Upon completing his AA diploma in 1985, Mark Pimlott worked for British architects Jeremy and Fenella Dixon. The trio designed London’s Tate Gallery restaurant, entered the competition for the National Gallery extension, and were commissioned to design an imaginary chateau in Bordeaux, a hypothetical project which resulted in an exhibition of works on paper at Paris’s Pompidou Centre. As well, Pimlott was part of Jeremy Dixon, BDP, the team responsible for alterations to the Royal Opera House in Covent Garden. At the same time, he was in partnership with British architect Peter St. John (now of Caruso St. John), and the two won a prize for their design for the Indira Gandhi National Centre for Arts in New Delhi, India. However, all was not yet set. "Through a series of complicated circumstances, I ended up leaving architecture practice entirely," Pimlott says. "The more Peter and I worked together, the more I became interested in working with ideas which weren’t specifically architecture. I wanted to deal with them more immediately. So, I decided to do art." As a result, Pimlott then pursued an MA at London’s renowned Goldsmiths College, the school where many world famous young British artists studied. Since graduating in 1992, he has exhibited in London, Glasgow, Rotterdam, Kiev, Toronto, New York, and recently, Cairo.

Although interdisciplinary work is Mark Pimlott’s natural inclination, he acknowledges that in practice it can be risky business. "I don’t know if this is especially true in Britain, but when you are crossing fields, you are distrusted–you are perceived as someone who will not commit themselves to any formal practice. Whereas in fact I feel very committed to all the forms of practice that I’m involved in, and I’m committed to the discourses surrounding these practices," says Pimlott. "It’s not easy, but I must say I have to work this way because it involves those different fields. It can’t be any other way."

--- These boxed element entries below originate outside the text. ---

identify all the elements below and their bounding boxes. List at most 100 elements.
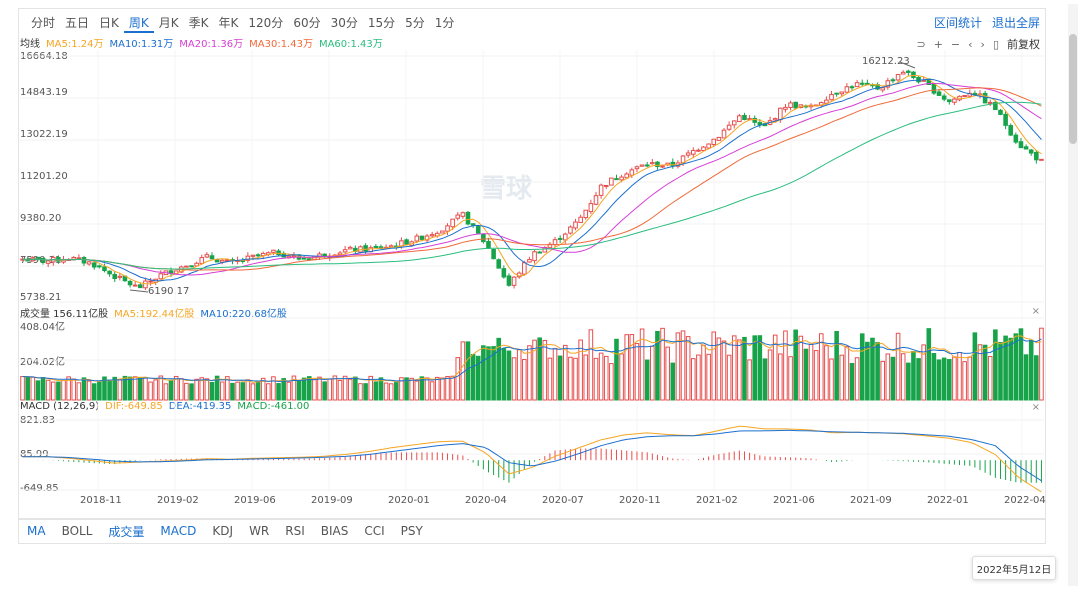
candle-body[interactable]	[552, 239, 558, 245]
volume-bar[interactable]	[747, 359, 752, 401]
candle-body[interactable]	[501, 268, 507, 278]
volume-bar[interactable]	[1039, 327, 1044, 401]
candle-body[interactable]	[132, 284, 138, 287]
candle-body[interactable]	[158, 273, 164, 280]
volume-bar[interactable]	[465, 341, 471, 401]
candle-body[interactable]	[998, 109, 1003, 115]
volume-bar[interactable]	[143, 377, 148, 401]
period-tab[interactable]: 5分	[405, 16, 425, 30]
period-tab-active[interactable]: 周K	[123, 14, 154, 33]
volume-bar[interactable]	[127, 376, 133, 401]
indicator-tab-wr[interactable]: WR	[249, 524, 270, 538]
volume-bar[interactable]	[306, 376, 312, 401]
volume-bar[interactable]	[982, 344, 988, 401]
candle-body[interactable]	[783, 106, 788, 110]
volume-bar[interactable]	[296, 380, 302, 401]
volume-bar[interactable]	[20, 376, 25, 401]
volume-bar[interactable]	[194, 378, 199, 401]
volume-bar[interactable]	[388, 383, 394, 401]
candle-body[interactable]	[706, 143, 711, 149]
volume-bar[interactable]	[721, 340, 727, 401]
candle-body[interactable]	[301, 257, 307, 260]
volume-bar[interactable]	[327, 378, 333, 401]
volume-bar[interactable]	[363, 383, 368, 401]
volume-bar[interactable]	[204, 378, 210, 401]
candle-body[interactable]	[655, 161, 660, 168]
volume-bar[interactable]	[778, 353, 783, 401]
candle-body[interactable]	[127, 280, 133, 286]
volume-bar[interactable]	[900, 353, 906, 401]
candle-body[interactable]	[900, 71, 906, 75]
candle-body[interactable]	[404, 239, 409, 245]
candle-body[interactable]	[921, 79, 926, 82]
volume-bar[interactable]	[834, 331, 839, 401]
candle-body[interactable]	[107, 270, 112, 275]
candle-body[interactable]	[194, 262, 199, 267]
candle-body[interactable]	[941, 95, 947, 100]
candle-body[interactable]	[696, 149, 701, 152]
volume-bar[interactable]	[839, 354, 845, 401]
volume-bar[interactable]	[332, 375, 338, 401]
volume-bar[interactable]	[409, 377, 414, 401]
candle-body[interactable]	[982, 92, 988, 104]
candle-body[interactable]	[629, 169, 635, 176]
candle-body[interactable]	[112, 273, 118, 280]
volume-bar[interactable]	[291, 375, 297, 401]
period-tab[interactable]: 120分	[248, 16, 284, 30]
candle-body[interactable]	[685, 152, 691, 156]
volume-bar[interactable]	[353, 376, 358, 401]
candle-body[interactable]	[184, 265, 189, 268]
volume-bar[interactable]	[81, 377, 87, 401]
candle-body[interactable]	[895, 74, 901, 81]
volume-bar[interactable]	[1018, 328, 1024, 401]
volume-bar[interactable]	[158, 375, 164, 401]
volume-bar[interactable]	[952, 356, 957, 401]
indicator-tab-kdj[interactable]: KDJ	[212, 524, 234, 538]
volume-bar[interactable]	[895, 332, 901, 401]
candle-body[interactable]	[849, 86, 855, 89]
volume-bar[interactable]	[977, 344, 983, 401]
candle-body[interactable]	[199, 257, 205, 264]
volume-bar[interactable]	[936, 359, 942, 401]
candle-body[interactable]	[634, 166, 640, 170]
candle-body[interactable]	[91, 262, 97, 268]
indicator-tab-macd[interactable]: MACD	[160, 524, 197, 538]
candle-body[interactable]	[557, 237, 563, 240]
volume-bar[interactable]	[112, 376, 118, 401]
candle-body[interactable]	[952, 98, 957, 103]
candle-body[interactable]	[1034, 151, 1039, 161]
volume-bar[interactable]	[373, 381, 379, 401]
candle-body[interactable]	[993, 101, 998, 111]
candle-body[interactable]	[711, 138, 717, 145]
volume-bar[interactable]	[865, 341, 870, 401]
volume-bar[interactable]	[496, 337, 502, 401]
candle-body[interactable]	[225, 259, 230, 262]
next-icon[interactable]: ›	[980, 37, 985, 51]
period-tab[interactable]: 60分	[293, 16, 321, 30]
volume-bar[interactable]	[588, 329, 594, 401]
volume-bar[interactable]	[603, 355, 609, 401]
candle-body[interactable]	[148, 280, 153, 283]
candle-body[interactable]	[721, 129, 727, 139]
period-tab[interactable]: 分时	[31, 16, 56, 30]
volume-bar[interactable]	[163, 383, 169, 401]
candle-body[interactable]	[86, 261, 92, 265]
candle-body[interactable]	[506, 275, 512, 286]
candle-body[interactable]	[143, 280, 148, 289]
volume-bar[interactable]	[61, 380, 66, 401]
candle-body[interactable]	[609, 177, 614, 186]
volume-bar[interactable]	[737, 339, 742, 401]
volume-bar[interactable]	[675, 332, 681, 401]
volume-bar[interactable]	[470, 354, 476, 401]
volume-bar[interactable]	[434, 376, 440, 401]
period-tab[interactable]: 1分	[434, 16, 455, 30]
range-stats-link[interactable]: 区间统计	[933, 16, 982, 30]
candle-body[interactable]	[537, 251, 542, 254]
candle-body[interactable]	[859, 82, 865, 85]
volume-bar[interactable]	[931, 352, 937, 401]
volume-bar[interactable]	[271, 376, 276, 401]
volume-bar[interactable]	[573, 357, 578, 401]
candle-body[interactable]	[619, 176, 624, 181]
candle-body[interactable]	[419, 235, 425, 240]
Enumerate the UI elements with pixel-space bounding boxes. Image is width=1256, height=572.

In time, Mark Pimlott hopes, it will become easier for him to work in all the fields that interest him. "But until one’s practice is really established in all its variety," he says, "I think it’s very difficult. I mean, people say, ’Weren’t you the painter last week’?" Yes, in fact, he was. And before that the designer for the disco-garage, and the artist who made those lights under the overpass.